Selasa, Mei 27, 2025

Pesanan Bu Siti

 



Aku pernah menikah selama dua tahun. Cerai di tahun ketiga. Prosesnya cepat, kayak mi instan—panas, berasap, dan bikin kenyang emosi.

Lima tahun kemudian, aku jadi tukang katering rumahan. Bukan bisnis viral TikTok, cuma menu harian di grup WA kompleks: sayur asem, ayam kecap, kadang rendang kalau lagi banyak waktu dan nggak malas potong daging.

Sampai suatu siang, ada panggilan masuk dari nomor asing.

“Assalamualaikum, Mbak Tika. Ini Bu Siti. Boleh pesan dua porsi hari ini?”

Aku sempat nahan napas. Bukan karena kaget—lebih karena campur aduk. Nama itu, nada itu ... Ibu mertuaku. Eh, mantan. Tapi tetap terasa mertua. Susah dihapus dari otak.

Bu Siti adalah tipe ibu-ibu yang kalau ngomong terdengar seperti ceramah di majelis taklim, tapi isinya kritik soal dandananku yang “kurang menantuable”.

Tapi dia pesan makanan dariku. Dua porsi. Padahal dulu katanya, “Tika ini masaknya hambar, kayak hatinya.”

“Waalaikumsalam, Bu. Bisa, Bu. Kirim ke alamat biasa?”

“Iya, rumah yang dulu kamu tempatin bareng Raka.”

Kutahan napas sebelum akhirnya cuma menjawab, "Iya."


Pesanannya rutin. Kadang dua kali seminggu, kadang tiap hari. Menunya dia pilih sendiri dari daftar harian. Tapi selalu dua porsi. "Siapa ya teman makannya? Pembantu? Tetangga? Atau ... kucing?"

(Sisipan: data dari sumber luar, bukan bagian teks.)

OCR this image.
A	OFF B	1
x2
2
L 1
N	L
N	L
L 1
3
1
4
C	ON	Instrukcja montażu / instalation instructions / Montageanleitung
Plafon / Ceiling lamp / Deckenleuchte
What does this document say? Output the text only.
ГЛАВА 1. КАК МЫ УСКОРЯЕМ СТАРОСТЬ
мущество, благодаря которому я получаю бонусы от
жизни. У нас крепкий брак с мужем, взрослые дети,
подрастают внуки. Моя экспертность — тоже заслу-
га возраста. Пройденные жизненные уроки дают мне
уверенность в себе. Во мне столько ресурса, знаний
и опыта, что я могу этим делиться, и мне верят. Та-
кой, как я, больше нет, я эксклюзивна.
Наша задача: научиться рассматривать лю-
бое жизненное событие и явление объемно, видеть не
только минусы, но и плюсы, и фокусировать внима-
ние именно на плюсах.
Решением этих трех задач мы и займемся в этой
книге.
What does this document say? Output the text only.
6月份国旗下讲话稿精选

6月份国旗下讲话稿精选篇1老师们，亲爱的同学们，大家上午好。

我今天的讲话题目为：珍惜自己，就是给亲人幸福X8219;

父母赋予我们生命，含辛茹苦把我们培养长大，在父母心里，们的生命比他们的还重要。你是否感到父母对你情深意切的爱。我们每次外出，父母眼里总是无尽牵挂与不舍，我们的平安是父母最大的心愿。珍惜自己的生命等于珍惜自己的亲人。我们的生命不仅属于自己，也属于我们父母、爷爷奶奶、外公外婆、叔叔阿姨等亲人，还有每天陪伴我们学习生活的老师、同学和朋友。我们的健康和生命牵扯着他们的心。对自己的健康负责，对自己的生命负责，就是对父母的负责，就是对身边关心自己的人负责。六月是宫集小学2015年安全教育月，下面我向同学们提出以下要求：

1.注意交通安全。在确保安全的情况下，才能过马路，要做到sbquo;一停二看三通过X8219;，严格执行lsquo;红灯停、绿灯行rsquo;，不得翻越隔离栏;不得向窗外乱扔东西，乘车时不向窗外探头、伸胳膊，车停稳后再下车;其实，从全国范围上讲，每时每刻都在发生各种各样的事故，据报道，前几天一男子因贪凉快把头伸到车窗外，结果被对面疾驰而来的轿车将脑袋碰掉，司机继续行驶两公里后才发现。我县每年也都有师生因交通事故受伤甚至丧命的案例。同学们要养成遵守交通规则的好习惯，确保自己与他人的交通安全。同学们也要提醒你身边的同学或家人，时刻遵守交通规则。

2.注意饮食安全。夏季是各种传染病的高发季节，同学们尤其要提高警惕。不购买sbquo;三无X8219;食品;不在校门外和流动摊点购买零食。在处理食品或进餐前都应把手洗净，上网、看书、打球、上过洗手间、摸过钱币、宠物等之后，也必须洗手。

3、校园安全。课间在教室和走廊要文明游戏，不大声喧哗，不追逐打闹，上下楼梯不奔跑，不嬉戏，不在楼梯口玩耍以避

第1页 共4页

Hari itu kurir langgananku izin pulang kampung. Akhirnya aku putuskan antar sendiri. Aku pakai jaket, helm, dan niat untuk nggak baper.

Sampai di depan pagar rumah hijau itu, aku menatap tembok yang dulunya saksi bisu ribut-ribut antara aku dan Raka karena posisi rak sendal.

Tok. Tok.

Pintu dibuka. Bu Siti muncul pakai daster batik dan handuk melingkar di leher, seperti habis main badminton padahal kemungkinan cuma nyiram bunga.

“Eh, Tika! Ya ampun, kamu makin kurus. Jangan diet terus, nanti diterbangin angin, loh.”

Aku senyum. “Kalau diterbangin, semoga mendarat di rumah mertua yang baru, Bu.”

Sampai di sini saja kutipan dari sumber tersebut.